‘Dancing. Is. Important’: Netflix’s EDM Movie ‘XOXO’ Is a Transcendent Goof


Where were you when you learned that you’d be making your DJ debut at the biggest rave of the year? And that said rave was only eight hours away? Ethan, the sheepish main character of Netflix’s straight-to-streaming EDM movie XOXO, gets the news in his kitchen, where his mom is cooking breakfast for his baby sibling. “Why are you being so weird?” he asks his best friend, also his manager, over the phone. The best friend grins: “I just wanted you to remember where you were the day your whole life changed.”

Ethan, played with Eisenbergian nervousness by The Good Wife‘s Graham Phillips, may only be in high school, but his song “All I Ever Wanted” has just crossed one million YouTube views, making him one of dance music’s most promising new acts. The song, a trance composition with the uplift of a subway vent, is to XOXO what racism was to Crash: the thread that ties together a series of otherwise unrelated storylines. Krystal (Sarah Hyland), a young girl who hopes to find true love at the festival Ethan is DJing, wears its title in a bead bracelet around her wrist. Avilo, the blonde headliner played by Ryan Hansen of Party Down, likes “All I Ever Wanted” so much that he tries to sign Ethan to his label. When we meet Neil (Chris D’Elia), a grumpy record store owner who thinks that rave peaked in the ’90s, he’s rolling his eyes at the song’s by-the-numbers drop.

For all his cynicism, it is Neil who drives the movie’s plot, doing so literally by chartering the bus that takes all the kids to the festival. Surely he won’t then enter the festival, complain a little bit and then ultimately be revealed as the biggest raver of them all, right? Most of XOXO‘s plot may be as predictable as an EDM song, but it too offers pleasures to those willing to give themselves over to its rhythms.

These pleasures often involve the struggles of Ethan’s best-friend/manager, Tariq, played by Brett DelBuono. Tariq has to cover a shift at his father’s restaurant, so he arrives at the festival a few hours after the rest of the cast. Immediately, a random girl begins to make out with him — then pulls back to reveal a strip of LSD planted on her tongue. Whoops. His acid trip begins during the festival’s Woodstock ’99 moment, when kids rush the barricades after a security guard tries to shut them out, and culminates in some Gravity’s Rainbow/Trainspotting–style toilet immersion, Tariq diving walleyed into a psychedelic port-a-potty.

It’s not easy to manage artists under such duress. Tariq learns this the hard way, and Ethan only makes it backstage after he’s spotted by Avilo’s manager. Avilo, however, acts less like an artist than a Roman emperor. “I own these people,” he says, Nero-like, looking out on the crowd. When Ethan recoils, the elder DJ turns the knife. “It’s not that romantic,” he shrugs. In the world of XOXO, an EDM movie even more romantic than last year’s We Are Your Friends, this is anathema, a phrase even more appalling than “make America great again.” Robespierre guillotined people for less. Avilo gets punched in the face, at least, though not till later. First, a sequence in which every main character simultaneously grows sad.

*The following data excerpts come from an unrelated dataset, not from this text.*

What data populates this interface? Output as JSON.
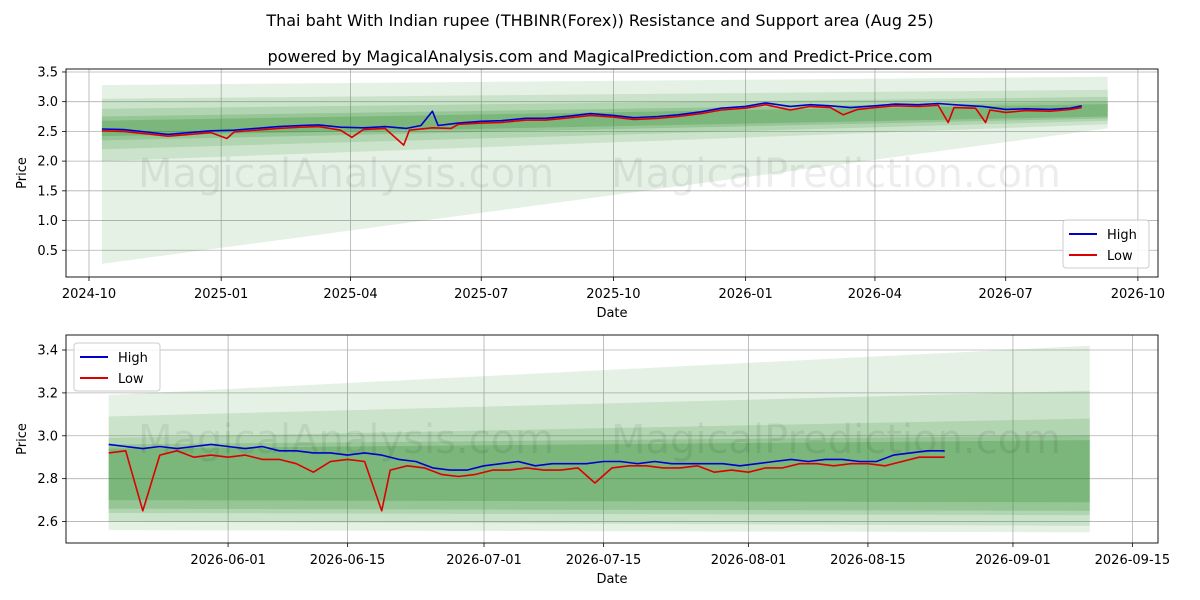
{
  "title": "Thai baht With Indian rupee (THBINR(Forex)) Resistance and Support area (Aug 25)",
  "subtitle": "powered by MagicalAnalysis.com and MagicalPrediction.com and Predict-Price.com",
  "watermarks": [
    "MagicalAnalysis.com",
    "MagicalPrediction.com"
  ],
  "colors": {
    "high": "#0000cc",
    "low": "#dd0000",
    "band": "#2e8b2e",
    "grid": "#b0b0b0"
  },
  "chart_data": [
    {
      "type": "line",
      "xlabel": "Date",
      "ylabel": "Price",
      "xlim": [
        "2024-09-15",
        "2026-10-15"
      ],
      "ylim": [
        0.05,
        3.55
      ],
      "x_ticks": [
        "2024-10",
        "2025-01",
        "2025-04",
        "2025-07",
        "2025-10",
        "2026-01",
        "2026-04",
        "2026-07",
        "2026-10"
      ],
      "x_tick_dates": [
        "2024-10-01",
        "2025-01-01",
        "2025-04-01",
        "2025-07-01",
        "2025-10-01",
        "2026-01-01",
        "2026-04-01",
        "2026-07-01",
        "2026-10-01"
      ],
      "y_ticks": [
        "0.5",
        "1.0",
        "1.5",
        "2.0",
        "2.5",
        "3.0",
        "3.5"
      ],
      "grid": true,
      "legend": {
        "position": "lower right",
        "entries": [
          "High",
          "Low"
        ]
      },
      "bands": {
        "x_start": "2024-10-10",
        "x_end": "2026-09-10",
        "layers": [
          {
            "start": [
              0.27,
              3.28
            ],
            "end": [
              2.55,
              3.42
            ],
            "opacity": 0.12
          },
          {
            "start": [
              2.0,
              3.05
            ],
            "end": [
              2.62,
              3.2
            ],
            "opacity": 0.14
          },
          {
            "start": [
              2.2,
              2.88
            ],
            "end": [
              2.68,
              3.08
            ],
            "opacity": 0.16
          },
          {
            "start": [
              2.35,
              2.75
            ],
            "end": [
              2.72,
              3.0
            ],
            "opacity": 0.2
          },
          {
            "start": [
              2.42,
              2.68
            ],
            "end": [
              2.75,
              2.96
            ],
            "opacity": 0.26
          }
        ]
      },
      "series": [
        {
          "name": "High",
          "points": [
            [
              "2024-10-10",
              2.54
            ],
            [
              "2024-10-25",
              2.53
            ],
            [
              "2024-11-10",
              2.49
            ],
            [
              "2024-11-25",
              2.45
            ],
            [
              "2024-12-10",
              2.48
            ],
            [
              "2024-12-25",
              2.51
            ],
            [
              "2025-01-10",
              2.52
            ],
            [
              "2025-01-25",
              2.55
            ],
            [
              "2025-02-10",
              2.58
            ],
            [
              "2025-02-25",
              2.6
            ],
            [
              "2025-03-10",
              2.61
            ],
            [
              "2025-03-25",
              2.57
            ],
            [
              "2025-04-10",
              2.56
            ],
            [
              "2025-04-25",
              2.58
            ],
            [
              "2025-05-10",
              2.55
            ],
            [
              "2025-05-20",
              2.6
            ],
            [
              "2025-05-28",
              2.84
            ],
            [
              "2025-06-01",
              2.6
            ],
            [
              "2025-06-15",
              2.64
            ],
            [
              "2025-07-01",
              2.67
            ],
            [
              "2025-07-15",
              2.68
            ],
            [
              "2025-08-01",
              2.72
            ],
            [
              "2025-08-15",
              2.72
            ],
            [
              "2025-09-01",
              2.76
            ],
            [
              "2025-09-15",
              2.8
            ],
            [
              "2025-10-01",
              2.77
            ],
            [
              "2025-10-15",
              2.73
            ],
            [
              "2025-11-01",
              2.75
            ],
            [
              "2025-11-15",
              2.78
            ],
            [
              "2025-12-01",
              2.83
            ],
            [
              "2025-12-15",
              2.89
            ],
            [
              "2026-01-01",
              2.92
            ],
            [
              "2026-01-15",
              2.98
            ],
            [
              "2026-02-01",
              2.92
            ],
            [
              "2026-02-15",
              2.95
            ],
            [
              "2026-03-01",
              2.93
            ],
            [
              "2026-03-15",
              2.9
            ],
            [
              "2026-04-01",
              2.93
            ],
            [
              "2026-04-15",
              2.96
            ],
            [
              "2026-05-01",
              2.95
            ],
            [
              "2026-05-15",
              2.97
            ],
            [
              "2026-06-01",
              2.94
            ],
            [
              "2026-06-15",
              2.92
            ],
            [
              "2026-07-01",
              2.87
            ],
            [
              "2026-07-15",
              2.88
            ],
            [
              "2026-08-01",
              2.87
            ],
            [
              "2026-08-15",
              2.89
            ],
            [
              "2026-08-23",
              2.93
            ]
          ]
        },
        {
          "name": "Low",
          "points": [
            [
              "2024-10-10",
              2.51
            ],
            [
              "2024-10-25",
              2.5
            ],
            [
              "2024-11-10",
              2.46
            ],
            [
              "2024-11-25",
              2.42
            ],
            [
              "2024-12-10",
              2.45
            ],
            [
              "2024-12-25",
              2.48
            ],
            [
              "2025-01-05",
              2.38
            ],
            [
              "2025-01-10",
              2.49
            ],
            [
              "2025-01-25",
              2.52
            ],
            [
              "2025-02-10",
              2.55
            ],
            [
              "2025-02-25",
              2.57
            ],
            [
              "2025-03-10",
              2.58
            ],
            [
              "2025-03-25",
              2.52
            ],
            [
              "2025-04-02",
              2.4
            ],
            [
              "2025-04-10",
              2.53
            ],
            [
              "2025-04-25",
              2.55
            ],
            [
              "2025-05-08",
              2.27
            ],
            [
              "2025-05-12",
              2.52
            ],
            [
              "2025-05-28",
              2.56
            ],
            [
              "2025-06-10",
              2.55
            ],
            [
              "2025-06-15",
              2.62
            ],
            [
              "2025-07-01",
              2.64
            ],
            [
              "2025-07-15",
              2.65
            ],
            [
              "2025-08-01",
              2.69
            ],
            [
              "2025-08-15",
              2.69
            ],
            [
              "2025-09-01",
              2.73
            ],
            [
              "2025-09-15",
              2.77
            ],
            [
              "2025-10-01",
              2.74
            ],
            [
              "2025-10-15",
              2.7
            ],
            [
              "2025-11-01",
              2.72
            ],
            [
              "2025-11-15",
              2.75
            ],
            [
              "2025-12-01",
              2.8
            ],
            [
              "2025-12-15",
              2.86
            ],
            [
              "2026-01-01",
              2.89
            ],
            [
              "2026-01-15",
              2.95
            ],
            [
              "2026-02-01",
              2.86
            ],
            [
              "2026-02-15",
              2.92
            ],
            [
              "2026-03-01",
              2.9
            ],
            [
              "2026-03-10",
              2.78
            ],
            [
              "2026-03-20",
              2.87
            ],
            [
              "2026-04-01",
              2.9
            ],
            [
              "2026-04-15",
              2.93
            ],
            [
              "2026-05-01",
              2.92
            ],
            [
              "2026-05-15",
              2.94
            ],
            [
              "2026-05-22",
              2.65
            ],
            [
              "2026-05-26",
              2.9
            ],
            [
              "2026-06-10",
              2.89
            ],
            [
              "2026-06-17",
              2.65
            ],
            [
              "2026-06-20",
              2.86
            ],
            [
              "2026-07-01",
              2.82
            ],
            [
              "2026-07-15",
              2.85
            ],
            [
              "2026-08-01",
              2.84
            ],
            [
              "2026-08-15",
              2.87
            ],
            [
              "2026-08-23",
              2.9
            ]
          ]
        }
      ]
    },
    {
      "type": "line",
      "xlabel": "Date",
      "ylabel": "Price",
      "xlim": [
        "2026-05-13",
        "2026-09-18"
      ],
      "ylim": [
        2.5,
        3.47
      ],
      "x_ticks": [
        "2026-06-01",
        "2026-06-15",
        "2026-07-01",
        "2026-07-15",
        "2026-08-01",
        "2026-08-15",
        "2026-09-01",
        "2026-09-15"
      ],
      "y_ticks": [
        "2.6",
        "2.8",
        "3.0",
        "3.2",
        "3.4"
      ],
      "grid": true,
      "legend": {
        "position": "upper left",
        "entries": [
          "High",
          "Low"
        ]
      },
      "bands": {
        "x_start": "2026-05-18",
        "x_end": "2026-09-10",
        "layers": [
          {
            "start": [
              2.56,
              3.19
            ],
            "end": [
              2.55,
              3.42
            ],
            "opacity": 0.12
          },
          {
            "start": [
              2.6,
              3.09
            ],
            "end": [
              2.58,
              3.21
            ],
            "opacity": 0.14
          },
          {
            "start": [
              2.64,
              2.99
            ],
            "end": [
              2.63,
              3.08
            ],
            "opacity": 0.16
          },
          {
            "start": [
              2.66,
              2.96
            ],
            "end": [
              2.65,
              3.0
            ],
            "opacity": 0.2
          },
          {
            "start": [
              2.7,
              2.94
            ],
            "end": [
              2.69,
              2.98
            ],
            "opacity": 0.26
          }
        ]
      },
      "series": [
        {
          "name": "High",
          "points": [
            [
              "2026-05-18",
              2.96
            ],
            [
              "2026-05-20",
              2.95
            ],
            [
              "2026-05-22",
              2.94
            ],
            [
              "2026-05-24",
              2.95
            ],
            [
              "2026-05-26",
              2.94
            ],
            [
              "2026-05-28",
              2.95
            ],
            [
              "2026-05-30",
              2.96
            ],
            [
              "2026-06-01",
              2.95
            ],
            [
              "2026-06-03",
              2.94
            ],
            [
              "2026-06-05",
              2.95
            ],
            [
              "2026-06-07",
              2.93
            ],
            [
              "2026-06-09",
              2.93
            ],
            [
              "2026-06-11",
              2.92
            ],
            [
              "2026-06-13",
              2.92
            ],
            [
              "2026-06-15",
              2.91
            ],
            [
              "2026-06-17",
              2.92
            ],
            [
              "2026-06-19",
              2.91
            ],
            [
              "2026-06-21",
              2.89
            ],
            [
              "2026-06-23",
              2.88
            ],
            [
              "2026-06-25",
              2.85
            ],
            [
              "2026-06-27",
              2.84
            ],
            [
              "2026-06-29",
              2.84
            ],
            [
              "2026-07-01",
              2.86
            ],
            [
              "2026-07-03",
              2.87
            ],
            [
              "2026-07-05",
              2.88
            ],
            [
              "2026-07-07",
              2.86
            ],
            [
              "2026-07-09",
              2.87
            ],
            [
              "2026-07-11",
              2.87
            ],
            [
              "2026-07-13",
              2.87
            ],
            [
              "2026-07-15",
              2.88
            ],
            [
              "2026-07-17",
              2.88
            ],
            [
              "2026-07-19",
              2.87
            ],
            [
              "2026-07-21",
              2.88
            ],
            [
              "2026-07-23",
              2.87
            ],
            [
              "2026-07-25",
              2.87
            ],
            [
              "2026-07-27",
              2.87
            ],
            [
              "2026-07-29",
              2.87
            ],
            [
              "2026-07-31",
              2.86
            ],
            [
              "2026-08-02",
              2.87
            ],
            [
              "2026-08-04",
              2.88
            ],
            [
              "2026-08-06",
              2.89
            ],
            [
              "2026-08-08",
              2.88
            ],
            [
              "2026-08-10",
              2.89
            ],
            [
              "2026-08-12",
              2.89
            ],
            [
              "2026-08-14",
              2.88
            ],
            [
              "2026-08-16",
              2.88
            ],
            [
              "2026-08-18",
              2.91
            ],
            [
              "2026-08-20",
              2.92
            ],
            [
              "2026-08-22",
              2.93
            ],
            [
              "2026-08-24",
              2.93
            ]
          ]
        },
        {
          "name": "Low",
          "points": [
            [
              "2026-05-18",
              2.92
            ],
            [
              "2026-05-20",
              2.93
            ],
            [
              "2026-05-22",
              2.65
            ],
            [
              "2026-05-24",
              2.91
            ],
            [
              "2026-05-26",
              2.93
            ],
            [
              "2026-05-28",
              2.9
            ],
            [
              "2026-05-30",
              2.91
            ],
            [
              "2026-06-01",
              2.9
            ],
            [
              "2026-06-03",
              2.91
            ],
            [
              "2026-06-05",
              2.89
            ],
            [
              "2026-06-07",
              2.89
            ],
            [
              "2026-06-09",
              2.87
            ],
            [
              "2026-06-11",
              2.83
            ],
            [
              "2026-06-13",
              2.88
            ],
            [
              "2026-06-15",
              2.89
            ],
            [
              "2026-06-17",
              2.88
            ],
            [
              "2026-06-19",
              2.65
            ],
            [
              "2026-06-20",
              2.84
            ],
            [
              "2026-06-22",
              2.86
            ],
            [
              "2026-06-24",
              2.85
            ],
            [
              "2026-06-26",
              2.82
            ],
            [
              "2026-06-28",
              2.81
            ],
            [
              "2026-06-30",
              2.82
            ],
            [
              "2026-07-02",
              2.84
            ],
            [
              "2026-07-04",
              2.84
            ],
            [
              "2026-07-06",
              2.85
            ],
            [
              "2026-07-08",
              2.84
            ],
            [
              "2026-07-10",
              2.84
            ],
            [
              "2026-07-12",
              2.85
            ],
            [
              "2026-07-14",
              2.78
            ],
            [
              "2026-07-16",
              2.85
            ],
            [
              "2026-07-18",
              2.86
            ],
            [
              "2026-07-20",
              2.86
            ],
            [
              "2026-07-22",
              2.85
            ],
            [
              "2026-07-24",
              2.85
            ],
            [
              "2026-07-26",
              2.86
            ],
            [
              "2026-07-28",
              2.83
            ],
            [
              "2026-07-30",
              2.84
            ],
            [
              "2026-08-01",
              2.83
            ],
            [
              "2026-08-03",
              2.85
            ],
            [
              "2026-08-05",
              2.85
            ],
            [
              "2026-08-07",
              2.87
            ],
            [
              "2026-08-09",
              2.87
            ],
            [
              "2026-08-11",
              2.86
            ],
            [
              "2026-08-13",
              2.87
            ],
            [
              "2026-08-15",
              2.87
            ],
            [
              "2026-08-17",
              2.86
            ],
            [
              "2026-08-19",
              2.88
            ],
            [
              "2026-08-21",
              2.9
            ],
            [
              "2026-08-24",
              2.9
            ]
          ]
        }
      ]
    }
  ]
}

This is the movie’s bridge. Ethan blows his set, Krystal gives up on love and Tariq’s bad trip gets even worse. Two side characters, Ray and Shannie, find themselves trapped in the sewer. Soon enough, however, XOXO delivers not just a chorus but a key change, a big climax in which Ethan again plays “All I Ever Wanted” and everyone is redeemed.

For all the interlocking stories, few endings could be less like Crash. That film was about how guilt courses through society, how we are all on some level culpable. In XOXO, guilt is over, and the characters accept the beat the way Catholics take the eucharist. The rave has become a jubilee in the old-fashioned sense, a celebration in which sins are remitted and believers pardoned: Everybody is united before the music. To paraphrase that old club-kid Paul, “There is neither Jew nor Greek, there is neither slave nor free, there is no male and female, for ye are all one in EDM.”

Alas, no one in XOXO is so eloquent. Most characters speak not in tongues but stiff cliché. That leaves Anders, the founder of the festival, a father figure who is part Paul and part Yoda, to deliver the moral. “I created this festival because I like to dance,” he tells Ethan, as if unrolling the first scroll of his life story. “Dancing” — he pauses, searching for the perfect words — “is” — a shorter pause — “important.” It’s a shame that the film doesn’t move as well as its characters.